Populism has been the theme in world politics this year.
From Brexit to Donald Trump, the mainstream has been surprised at the turn the world has taken, discarding the liberal for the conservative – or the globalisation for localisation / nationalism.
Speaking at the Discovery Leadership Summit on Monday, Harvard Professor of History Niall Ferguson spoke on this topic, with his main question being “Could Julius Malema be South Africa’s next president?”
He went on to explain that there is a strong feeling that the idyllic view of globalisation is not benefiting enough people.
And how does Ferguson manage to predict the result of the rise of populism? Well, the history of South America’s populist leaders are a start. Studying that, he came up with four points that can predict populist electorate decisions such as Trump:
- Increased immigration into the country.
- People perceiving corruption of the elites and political class.
- Growing inequality in a country.
- Economic shocks and recession.
Looking at South Africa, we can tick each one of those boxes.
He said these four issues lead to disenfranchised voters who vote for populist or demagogue leaders who “channel” people’s frustration and anger about corruption‚ inequality and struggling economies.

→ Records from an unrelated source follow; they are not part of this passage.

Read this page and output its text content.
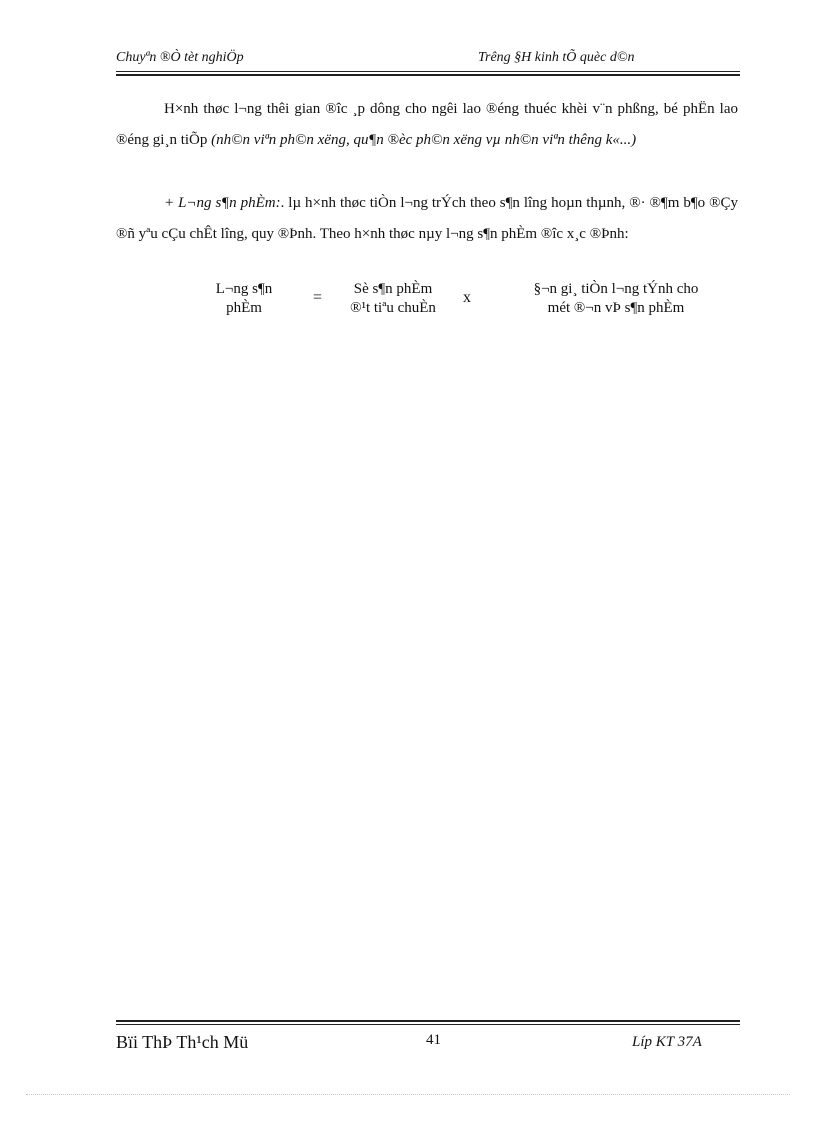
Chuyªn ®Ò tèt nghiÖp	Trêng §H kinh tÕ quèc d©n
H×nh thøc l¬ng thêi gian ®îc ¸p dông cho ngêi lao ®éng thuéc khèi v¨n phßng, bé phËn lao ®éng gi¸n tiÕp (nh©n viªn ph©n xëng, qu¶n ®èc ph©n xëng vµ nh©n viªn thêng k«...)
+ L¬ng s¶n phÈm:. lµ h×nh thøc tiÒn l¬ng trÝch theo s¶n lîng hoµn thµnh, ®· ®¶m b¶o ®Çy ®ñ yªu cÇu chÊt lîng, quy ®Þnh. Theo h×nh thøc nµy l¬ng s¶n phÈm ®îc x¸c ®Þnh:
L¬ng s¶n
phÈm
=	Sè s¶n phÈm
®¹t tiªu chuÈn
x	§¬n gi¸ tiÒn l¬ng tÝnh cho
mét ®¬n vÞ s¶n phÈm
Bïi ThÞ Th¹ch Mü	41	Líp KT 37A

Ferguson asked if these issues described South Africa‚ saying subtly: “recent events hinted corruption could be a problem”.
“Is the economic shock in South Africa sufficient to destabilise the country and then is Mr Malema the demagogue who comes along and says: ‘I alone could fix this’. This is question you should be asking about South Africa‚” said Ferguson. “I don’t have expertise [ to say if] there is a populist future for this future There are multiple futures that any country can turn to‚” he added.
And this is just what populists such as Trump – and even Zuma – have promised the people. However, after a few minor changes in the beginning, things always end up going the same way.
Life does not improve for disenfranchised thanks to populists‚ because stopping migration and stopping free trade does not build economies‚ he warned.
The populist presidents often get found out to be corrupt too and they don’t like holding free and fair election for a second term.
And there’s so much evidence of that. We can already see Julius taking the more extreme stance, talking over the court and commanding people to take back their land. That’s a very dangerous game to play.
Next thing you know, Julius will be in power for the next four decades.
But listen. We can change the way things are – we really can. People need to be more empathetic and use their voice to stand up for what is right, not just sit in the shadows and sulk about the sudden threat on their life as they know it.
The only constant is change, and it’s up to you to do what you can to make that change for the better.